The group includes Philippine Daily Inquirer (parent company of INQUIRER.net) chair Marixi R. Prieto, who is also a trustee of the Metrobank and Gerry Roxas foundations.
The others in the core group are Ambassador Henrietta de Villa, chair of the Parish Pastoral Council for Responsible Voting and the National Movement for Free Elections; Monsignor Gerardo Santos, president of the Catholic Educational Association of the Philippines; Dr. Emerito Nakpil, retired bishop of the United Methodist Church; retired brigadier general Jaime Echeverria, president of the Association of Generals and Flag Officers;
Dr. Milwida Guevara, director of the Synergeia Foundation and a former undersecretary of the Department of Finance; lawyer Andres Juan Bautista, dean of the Far Eastern University Institute of Law; and Noorain Sabdulla, a 2008 Ten Outstanding Students of the Philippines awardee, who will represent the Muslim youth in the movement.
Marquez said the core group “focus on defining and electing transformational leaders in the coming 2010 elections” and will issue guidelines to stop “moral decadence.”
“Transformational leaders are those who induce followers to transcend their self-interest for the sake of the organization or the greater whole, and [who] activate their [people’s] higher order needs and appeal to their moral values to mobilize their energy and resources to reform institutions, as contrasted with transactional leaders who merely motivate their followers by appealing to their self-interest,” Marquez said.
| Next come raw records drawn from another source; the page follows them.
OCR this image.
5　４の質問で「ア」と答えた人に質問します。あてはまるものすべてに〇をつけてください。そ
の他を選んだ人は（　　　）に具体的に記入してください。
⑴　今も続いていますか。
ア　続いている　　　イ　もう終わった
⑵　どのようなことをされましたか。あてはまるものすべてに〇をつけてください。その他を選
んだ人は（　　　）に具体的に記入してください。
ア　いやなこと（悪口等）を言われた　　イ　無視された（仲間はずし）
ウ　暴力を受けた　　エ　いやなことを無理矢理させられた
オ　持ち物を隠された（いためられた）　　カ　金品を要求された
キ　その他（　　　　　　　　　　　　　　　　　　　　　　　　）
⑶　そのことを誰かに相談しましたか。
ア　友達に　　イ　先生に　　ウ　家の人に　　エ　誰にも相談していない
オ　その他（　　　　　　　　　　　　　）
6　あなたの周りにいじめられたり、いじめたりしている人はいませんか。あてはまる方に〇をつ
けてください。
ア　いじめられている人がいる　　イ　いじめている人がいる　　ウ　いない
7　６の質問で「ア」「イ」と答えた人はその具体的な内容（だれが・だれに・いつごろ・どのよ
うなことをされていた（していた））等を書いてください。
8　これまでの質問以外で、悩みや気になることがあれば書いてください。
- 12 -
However, he stressed, the Moral Force “will not endorse any specific candidate.”
The core group has already met twice with Chief Justice Puno, Marquez said.
However, he said Puno will leave the group once it is fully established.
The Chief Justice has said he is not interested in seeking public office himself despite calls for him to run for president.
Puno earlier said the Moral Force Movement seeks to revive the country's moral values as set forth in the 1987 Constitution.
He had also urged politicians to stay away from the movement to ensure it is highly respected and gain strength.
Among the values Puno said should be preserved are the preamble of the Constitution which commits the Filipino people to building a just and humane society and "establish a Government that shall embody our ideals and aspirations, promote the common good, conserve and develop our patrimony, and secure to ourselves and our posterity, the blessings of independence and democracy under the rule of law and a regime of truth, justice, freedom, love, equality, and peace…"
Puno said the movement’s immediate concern is to ensure clean and honest elections in 2010.